Hamblen Drive is a scenic road located approximately 20 mi south of Claude, Texas, United States, in Armstrong County. Hamblen Drive itself is a section of Texas State Highway 207, which cuts through Palo Duro Canyon and crosses the Prairie Dog Town Fork Red River. The road is named for Will H. Hamblen (1876–1952) ) who, with his family, first moved to the Palo Duro Canyon area in 1890. He married his wife, Ada, in 1900 and together they ranched near Wayside, Texas after 1905.
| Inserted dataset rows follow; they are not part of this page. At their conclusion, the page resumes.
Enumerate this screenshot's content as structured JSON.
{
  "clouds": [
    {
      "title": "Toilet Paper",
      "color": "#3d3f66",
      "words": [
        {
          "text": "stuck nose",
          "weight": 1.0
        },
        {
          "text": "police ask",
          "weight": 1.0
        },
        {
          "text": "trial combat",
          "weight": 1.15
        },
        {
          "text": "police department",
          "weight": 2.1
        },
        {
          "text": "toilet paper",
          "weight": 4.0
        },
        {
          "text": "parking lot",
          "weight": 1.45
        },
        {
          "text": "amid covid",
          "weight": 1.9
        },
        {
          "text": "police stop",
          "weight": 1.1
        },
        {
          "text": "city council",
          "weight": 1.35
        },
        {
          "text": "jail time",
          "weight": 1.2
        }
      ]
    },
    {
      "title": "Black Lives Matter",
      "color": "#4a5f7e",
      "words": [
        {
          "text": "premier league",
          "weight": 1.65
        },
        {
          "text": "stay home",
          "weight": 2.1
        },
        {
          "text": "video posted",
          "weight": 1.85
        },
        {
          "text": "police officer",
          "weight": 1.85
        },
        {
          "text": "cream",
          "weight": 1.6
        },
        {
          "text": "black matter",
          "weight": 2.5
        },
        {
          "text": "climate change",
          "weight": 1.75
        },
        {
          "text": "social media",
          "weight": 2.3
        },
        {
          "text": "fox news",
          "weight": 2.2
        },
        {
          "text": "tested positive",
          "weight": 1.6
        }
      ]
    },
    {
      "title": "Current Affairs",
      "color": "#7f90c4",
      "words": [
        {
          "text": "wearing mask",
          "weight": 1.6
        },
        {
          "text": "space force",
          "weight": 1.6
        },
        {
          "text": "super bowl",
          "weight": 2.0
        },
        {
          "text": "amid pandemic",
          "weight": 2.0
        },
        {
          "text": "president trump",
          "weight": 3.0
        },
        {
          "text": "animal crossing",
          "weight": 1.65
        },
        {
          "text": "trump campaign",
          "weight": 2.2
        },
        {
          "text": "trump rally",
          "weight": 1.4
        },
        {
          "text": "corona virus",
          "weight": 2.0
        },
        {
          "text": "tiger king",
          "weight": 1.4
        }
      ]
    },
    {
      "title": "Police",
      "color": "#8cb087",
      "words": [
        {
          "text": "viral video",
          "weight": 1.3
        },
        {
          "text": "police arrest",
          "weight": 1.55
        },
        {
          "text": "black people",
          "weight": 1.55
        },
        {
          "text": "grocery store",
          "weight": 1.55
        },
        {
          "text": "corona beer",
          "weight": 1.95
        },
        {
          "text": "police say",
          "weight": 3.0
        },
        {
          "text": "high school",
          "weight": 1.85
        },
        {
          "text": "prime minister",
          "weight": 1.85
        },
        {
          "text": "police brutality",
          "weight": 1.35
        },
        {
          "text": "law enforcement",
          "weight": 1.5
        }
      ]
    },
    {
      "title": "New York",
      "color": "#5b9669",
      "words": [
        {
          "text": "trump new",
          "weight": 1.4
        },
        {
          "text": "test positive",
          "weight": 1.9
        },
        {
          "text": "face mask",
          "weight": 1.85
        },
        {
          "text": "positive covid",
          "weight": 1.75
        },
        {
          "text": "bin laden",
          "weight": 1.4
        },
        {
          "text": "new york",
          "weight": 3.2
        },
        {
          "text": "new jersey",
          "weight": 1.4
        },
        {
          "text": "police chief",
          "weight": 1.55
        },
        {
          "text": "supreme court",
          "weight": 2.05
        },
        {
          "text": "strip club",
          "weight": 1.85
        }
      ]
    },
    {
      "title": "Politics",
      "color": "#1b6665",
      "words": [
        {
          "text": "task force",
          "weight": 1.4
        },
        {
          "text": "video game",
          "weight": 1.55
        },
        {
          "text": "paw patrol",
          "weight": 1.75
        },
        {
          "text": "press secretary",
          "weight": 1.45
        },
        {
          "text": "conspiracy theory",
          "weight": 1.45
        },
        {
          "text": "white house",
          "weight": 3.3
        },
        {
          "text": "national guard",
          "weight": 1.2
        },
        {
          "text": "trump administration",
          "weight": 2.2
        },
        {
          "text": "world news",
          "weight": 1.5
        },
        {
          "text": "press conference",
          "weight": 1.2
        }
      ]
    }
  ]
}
In the 1890s, Hamblen helped his father haul cedar posts cut from Palo Duro Canyon to Amarillo, Texas to sell for three cents apiece. The journey was made over old Indian trails through the canyon. During these trips Hamblen began to create a crude road, which made it a bit easier to make the trip to Amarillo, and cut approximately 120 miles of the journey to the courthouse in Claude, Texas. This crude road was steep and dangerous, and Hamblen still wanted better roads for the settlers to use. He worked for many years to get a road built through the canyon. In 1928 he was elected county commissioner and a graded road was built. In 1930, the commissioner's court dedicated the road as Hamblen Drive, and paved it in 1954.

In 1968 the State Historical Survey Committee placed a historical marker (marker number 4284) atop a scenic overlook on the cliff of the Palo Duro Canyon. The marker is located at 34° 47.899′ N, 101° 26.16′ W.